1974 wollten die Scorpions auftreten, kamen ins Alte Dorf Friemersheim. Faber: „Die standen schon auf dem Rheindeich. Da mussten wir ihnen sagen, dass wir vor lauter Bands keine Zeit für ihren Auftritt hatten. Die Jungs sind stocksauer zurück gefahren.“ Dafür rockten „Braintrust“, „El Shalom“, „Kin Ping Meh“, „Birth Control“ und „Earth & Fire“
Das letzte „Mai Out“ vor rund 1500 Fans im Juni 1975 bot für 15 Mark eine Reihe von Stars und bekannten Bands auf der 150 Quadratmeter großen, überdachten Bühne: Manfred Mann’s Earth Band, Atlantis, Hardin & York, Savoy Brown und Kraan. Doch es gab Probleme: Es kamen nur knapp 2000 Zuschauer. Und weil es später regnete, brach Manfred Mann seinen Auftritt aus Sorge um die Anlage ab, nach nur 30 Minuten. Das führte zu Tumulten , Bierflaschen flogen auf die Bühne, ein Teil der Anlage wurde demoliert. 30 Polizisten mit Hunden schafften Ordnung. So trat dann doch noch die ungarische Rockband Omega auf, der Schlusspunkt des „Mai Out“.

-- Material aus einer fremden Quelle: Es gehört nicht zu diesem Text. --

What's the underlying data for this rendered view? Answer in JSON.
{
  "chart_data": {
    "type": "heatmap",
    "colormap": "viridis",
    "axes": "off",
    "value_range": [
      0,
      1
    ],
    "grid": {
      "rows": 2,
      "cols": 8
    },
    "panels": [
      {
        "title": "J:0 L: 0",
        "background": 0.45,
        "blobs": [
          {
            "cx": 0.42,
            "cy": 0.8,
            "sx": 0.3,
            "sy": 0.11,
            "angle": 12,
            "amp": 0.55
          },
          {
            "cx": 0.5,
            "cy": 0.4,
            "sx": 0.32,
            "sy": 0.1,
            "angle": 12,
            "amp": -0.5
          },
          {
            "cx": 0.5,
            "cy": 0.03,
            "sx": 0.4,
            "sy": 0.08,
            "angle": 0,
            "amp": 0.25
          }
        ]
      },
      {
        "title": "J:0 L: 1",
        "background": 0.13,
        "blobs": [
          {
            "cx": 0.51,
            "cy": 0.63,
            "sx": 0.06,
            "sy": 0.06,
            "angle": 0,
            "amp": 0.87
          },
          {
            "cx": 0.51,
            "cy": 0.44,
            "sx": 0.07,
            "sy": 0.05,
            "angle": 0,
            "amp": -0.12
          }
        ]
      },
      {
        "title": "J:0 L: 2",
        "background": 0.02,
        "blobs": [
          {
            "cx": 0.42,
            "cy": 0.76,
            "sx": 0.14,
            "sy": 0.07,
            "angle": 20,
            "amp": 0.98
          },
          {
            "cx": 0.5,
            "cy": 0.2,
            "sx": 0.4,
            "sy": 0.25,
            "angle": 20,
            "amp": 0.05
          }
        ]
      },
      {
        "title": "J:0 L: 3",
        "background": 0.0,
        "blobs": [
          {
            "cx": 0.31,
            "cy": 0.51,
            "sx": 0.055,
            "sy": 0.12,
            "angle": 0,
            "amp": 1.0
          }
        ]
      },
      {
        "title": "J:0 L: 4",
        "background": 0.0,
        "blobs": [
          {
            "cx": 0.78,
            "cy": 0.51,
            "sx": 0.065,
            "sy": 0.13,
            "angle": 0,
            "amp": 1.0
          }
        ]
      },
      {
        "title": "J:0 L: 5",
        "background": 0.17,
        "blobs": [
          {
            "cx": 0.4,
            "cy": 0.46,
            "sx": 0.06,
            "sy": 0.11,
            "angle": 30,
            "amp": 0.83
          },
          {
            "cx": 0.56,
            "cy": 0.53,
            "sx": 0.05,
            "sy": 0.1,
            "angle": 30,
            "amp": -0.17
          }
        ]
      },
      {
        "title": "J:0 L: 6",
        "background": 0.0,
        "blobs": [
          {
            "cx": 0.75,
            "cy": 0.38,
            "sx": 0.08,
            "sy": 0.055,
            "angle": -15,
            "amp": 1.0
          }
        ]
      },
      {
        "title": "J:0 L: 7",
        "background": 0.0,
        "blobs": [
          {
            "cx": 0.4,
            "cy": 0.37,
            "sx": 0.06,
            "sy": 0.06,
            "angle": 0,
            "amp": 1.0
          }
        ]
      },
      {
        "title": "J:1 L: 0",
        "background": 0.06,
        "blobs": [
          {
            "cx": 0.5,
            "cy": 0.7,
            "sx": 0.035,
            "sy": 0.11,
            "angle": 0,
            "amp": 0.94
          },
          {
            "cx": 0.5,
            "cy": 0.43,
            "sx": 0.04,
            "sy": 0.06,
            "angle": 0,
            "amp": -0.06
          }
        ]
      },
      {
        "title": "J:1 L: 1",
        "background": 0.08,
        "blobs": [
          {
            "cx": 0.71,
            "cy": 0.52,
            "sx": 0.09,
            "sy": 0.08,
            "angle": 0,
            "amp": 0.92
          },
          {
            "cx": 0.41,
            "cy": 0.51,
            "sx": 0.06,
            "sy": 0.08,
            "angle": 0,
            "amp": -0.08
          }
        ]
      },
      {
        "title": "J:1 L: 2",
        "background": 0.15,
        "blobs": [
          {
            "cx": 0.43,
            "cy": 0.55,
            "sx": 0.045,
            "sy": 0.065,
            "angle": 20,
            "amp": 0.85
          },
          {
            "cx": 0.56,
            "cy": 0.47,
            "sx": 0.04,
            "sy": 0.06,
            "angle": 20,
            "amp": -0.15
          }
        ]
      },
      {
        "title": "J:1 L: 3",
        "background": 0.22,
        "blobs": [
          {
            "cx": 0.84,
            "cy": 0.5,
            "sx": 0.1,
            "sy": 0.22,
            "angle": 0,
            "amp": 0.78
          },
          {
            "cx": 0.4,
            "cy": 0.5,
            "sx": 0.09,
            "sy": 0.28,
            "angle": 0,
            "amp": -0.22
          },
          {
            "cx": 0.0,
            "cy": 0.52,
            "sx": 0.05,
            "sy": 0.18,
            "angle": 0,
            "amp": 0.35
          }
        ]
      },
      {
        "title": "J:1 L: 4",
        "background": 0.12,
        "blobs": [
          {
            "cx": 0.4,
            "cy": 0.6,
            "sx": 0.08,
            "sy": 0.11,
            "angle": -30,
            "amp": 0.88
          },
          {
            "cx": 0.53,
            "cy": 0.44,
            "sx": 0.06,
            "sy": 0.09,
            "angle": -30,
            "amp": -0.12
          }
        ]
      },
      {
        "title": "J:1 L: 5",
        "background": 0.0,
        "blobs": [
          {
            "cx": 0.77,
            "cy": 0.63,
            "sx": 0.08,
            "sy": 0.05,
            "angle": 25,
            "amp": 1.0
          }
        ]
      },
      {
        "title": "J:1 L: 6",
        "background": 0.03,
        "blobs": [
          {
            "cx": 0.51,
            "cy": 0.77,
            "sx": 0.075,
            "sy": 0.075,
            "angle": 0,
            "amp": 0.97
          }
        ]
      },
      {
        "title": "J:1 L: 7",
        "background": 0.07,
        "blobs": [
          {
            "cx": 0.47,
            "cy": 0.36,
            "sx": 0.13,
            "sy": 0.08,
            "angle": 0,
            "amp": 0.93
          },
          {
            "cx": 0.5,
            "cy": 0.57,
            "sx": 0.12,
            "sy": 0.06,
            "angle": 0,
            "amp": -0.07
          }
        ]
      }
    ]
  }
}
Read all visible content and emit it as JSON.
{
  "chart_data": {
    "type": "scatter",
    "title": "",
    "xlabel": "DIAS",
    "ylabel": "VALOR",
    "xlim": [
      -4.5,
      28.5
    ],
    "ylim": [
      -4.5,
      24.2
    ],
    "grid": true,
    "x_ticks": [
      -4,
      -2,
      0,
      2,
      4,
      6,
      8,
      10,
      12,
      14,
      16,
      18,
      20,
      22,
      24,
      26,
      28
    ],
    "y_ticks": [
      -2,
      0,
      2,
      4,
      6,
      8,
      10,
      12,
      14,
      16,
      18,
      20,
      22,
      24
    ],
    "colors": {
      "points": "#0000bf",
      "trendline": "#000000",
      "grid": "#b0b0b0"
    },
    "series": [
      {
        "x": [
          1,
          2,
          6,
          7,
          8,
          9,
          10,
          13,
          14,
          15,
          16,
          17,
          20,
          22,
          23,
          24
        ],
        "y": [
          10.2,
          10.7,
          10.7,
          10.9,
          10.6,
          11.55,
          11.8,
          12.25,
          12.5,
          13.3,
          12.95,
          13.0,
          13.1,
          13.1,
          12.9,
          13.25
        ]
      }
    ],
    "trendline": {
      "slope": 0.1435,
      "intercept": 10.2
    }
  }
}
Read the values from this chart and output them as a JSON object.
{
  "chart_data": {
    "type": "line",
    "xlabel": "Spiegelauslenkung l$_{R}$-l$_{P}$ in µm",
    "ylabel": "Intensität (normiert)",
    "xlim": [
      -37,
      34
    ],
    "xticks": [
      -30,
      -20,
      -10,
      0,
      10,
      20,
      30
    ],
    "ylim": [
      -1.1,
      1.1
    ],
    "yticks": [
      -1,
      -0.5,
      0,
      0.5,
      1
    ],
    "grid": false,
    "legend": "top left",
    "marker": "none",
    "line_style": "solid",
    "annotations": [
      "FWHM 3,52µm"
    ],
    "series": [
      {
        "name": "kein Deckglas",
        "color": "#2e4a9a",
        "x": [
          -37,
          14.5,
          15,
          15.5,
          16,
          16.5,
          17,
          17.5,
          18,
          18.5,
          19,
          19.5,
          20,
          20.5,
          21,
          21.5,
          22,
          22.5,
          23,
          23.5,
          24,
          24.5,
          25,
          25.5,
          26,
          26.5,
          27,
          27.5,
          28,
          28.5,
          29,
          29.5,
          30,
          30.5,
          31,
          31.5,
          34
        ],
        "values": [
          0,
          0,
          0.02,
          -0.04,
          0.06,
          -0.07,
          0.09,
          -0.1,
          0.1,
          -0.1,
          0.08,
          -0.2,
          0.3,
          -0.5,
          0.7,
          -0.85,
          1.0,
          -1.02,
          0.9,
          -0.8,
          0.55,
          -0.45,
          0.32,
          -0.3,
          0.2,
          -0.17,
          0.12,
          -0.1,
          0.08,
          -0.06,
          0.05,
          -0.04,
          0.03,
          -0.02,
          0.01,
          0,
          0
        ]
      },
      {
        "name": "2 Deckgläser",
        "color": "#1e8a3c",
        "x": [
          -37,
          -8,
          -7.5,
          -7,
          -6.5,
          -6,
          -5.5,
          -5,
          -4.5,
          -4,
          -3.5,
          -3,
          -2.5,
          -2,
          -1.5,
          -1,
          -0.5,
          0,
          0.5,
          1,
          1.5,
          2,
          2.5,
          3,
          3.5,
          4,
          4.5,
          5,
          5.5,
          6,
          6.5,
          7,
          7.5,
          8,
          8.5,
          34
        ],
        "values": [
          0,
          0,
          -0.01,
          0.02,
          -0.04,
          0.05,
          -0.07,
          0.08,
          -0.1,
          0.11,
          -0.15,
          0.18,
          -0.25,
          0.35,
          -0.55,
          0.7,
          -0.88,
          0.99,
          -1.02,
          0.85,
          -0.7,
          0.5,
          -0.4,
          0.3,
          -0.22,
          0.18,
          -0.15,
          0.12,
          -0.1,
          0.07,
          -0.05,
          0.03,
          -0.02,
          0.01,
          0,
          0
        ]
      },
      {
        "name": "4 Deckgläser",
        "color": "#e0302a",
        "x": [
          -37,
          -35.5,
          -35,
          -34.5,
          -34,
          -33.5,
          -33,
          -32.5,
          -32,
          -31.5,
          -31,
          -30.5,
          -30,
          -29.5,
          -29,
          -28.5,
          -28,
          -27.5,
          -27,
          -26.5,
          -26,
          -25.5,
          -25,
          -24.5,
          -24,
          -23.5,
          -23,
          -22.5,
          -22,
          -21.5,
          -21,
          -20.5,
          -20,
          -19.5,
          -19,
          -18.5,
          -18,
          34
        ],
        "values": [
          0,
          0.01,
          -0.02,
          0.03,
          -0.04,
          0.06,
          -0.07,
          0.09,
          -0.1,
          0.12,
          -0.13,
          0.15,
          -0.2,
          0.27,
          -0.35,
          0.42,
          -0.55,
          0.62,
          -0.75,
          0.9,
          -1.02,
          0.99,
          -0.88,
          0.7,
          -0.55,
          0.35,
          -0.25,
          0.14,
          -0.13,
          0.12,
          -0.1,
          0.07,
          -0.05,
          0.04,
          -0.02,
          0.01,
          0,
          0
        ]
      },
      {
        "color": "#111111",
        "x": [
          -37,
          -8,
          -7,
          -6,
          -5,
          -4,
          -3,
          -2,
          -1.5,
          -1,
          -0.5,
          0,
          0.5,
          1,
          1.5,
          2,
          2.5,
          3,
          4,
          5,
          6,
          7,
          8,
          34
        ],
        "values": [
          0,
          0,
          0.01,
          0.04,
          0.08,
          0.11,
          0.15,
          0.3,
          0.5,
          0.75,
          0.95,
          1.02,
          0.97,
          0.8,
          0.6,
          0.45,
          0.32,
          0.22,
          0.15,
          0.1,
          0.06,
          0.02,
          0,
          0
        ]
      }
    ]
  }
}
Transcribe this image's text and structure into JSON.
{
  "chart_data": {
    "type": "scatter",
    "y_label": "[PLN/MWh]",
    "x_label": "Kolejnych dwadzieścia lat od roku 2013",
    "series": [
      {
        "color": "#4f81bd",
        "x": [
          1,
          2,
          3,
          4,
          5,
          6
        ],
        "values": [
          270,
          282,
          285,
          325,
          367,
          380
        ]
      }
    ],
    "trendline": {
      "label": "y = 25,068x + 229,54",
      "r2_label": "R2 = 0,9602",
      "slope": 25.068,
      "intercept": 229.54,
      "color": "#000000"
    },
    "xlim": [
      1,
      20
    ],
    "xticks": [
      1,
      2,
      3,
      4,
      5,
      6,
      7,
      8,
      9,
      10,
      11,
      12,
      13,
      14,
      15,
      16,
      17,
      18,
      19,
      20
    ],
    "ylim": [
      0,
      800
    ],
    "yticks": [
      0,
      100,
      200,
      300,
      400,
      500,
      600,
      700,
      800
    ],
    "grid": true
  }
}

12 000 Plakate geklebt, 35 000 Handzettel verteilt
Dietz Op de Hipt und seine Freunde und Mitstreiter Wolfgang Faber, Wolfgang Bosch, Ralf Welter, Werner Janßen, Manfred Schiel sowie Manfred Loepke-Gilles, alle noch im jugendlichen Alter, knüpften in sechs Monaten viele Kontakte zur Rockszene von Rheinhausen und Umgebung und stellten im Jugendheim bei „Schumachers“ oder im „Sonneneck“ ein Programm zusammen. Besonders aktiv unterstützt wurden sie vom Stadtjugendring Rheinhausen und Stadtjugendpfleger Hans Beinke. Auch ein passendes Gelände war schnell gefunden – die Wiese unmittelbar hinter dem Werth’schen Hof. Sie gehörte Bauer Erwin Wefels.
Vor jedem „Mai Out“ führte die Basisgruppe aus der Eisenbahnsiedlung Verhandlungen mit nationalen wie internationalen Konzertagenturen. Die Mitglieder klebten 12 000 Plakate, verteilten 35 000 Handzettel und zahlten rund 40 000 Mark an Künstler-Gagen aus. Rund 10 000 Rockfans besuchten die sechs Festivals. Für den reibungslosen Ablauf sorgten rund 50 bis 60 Helfer und Platzordner.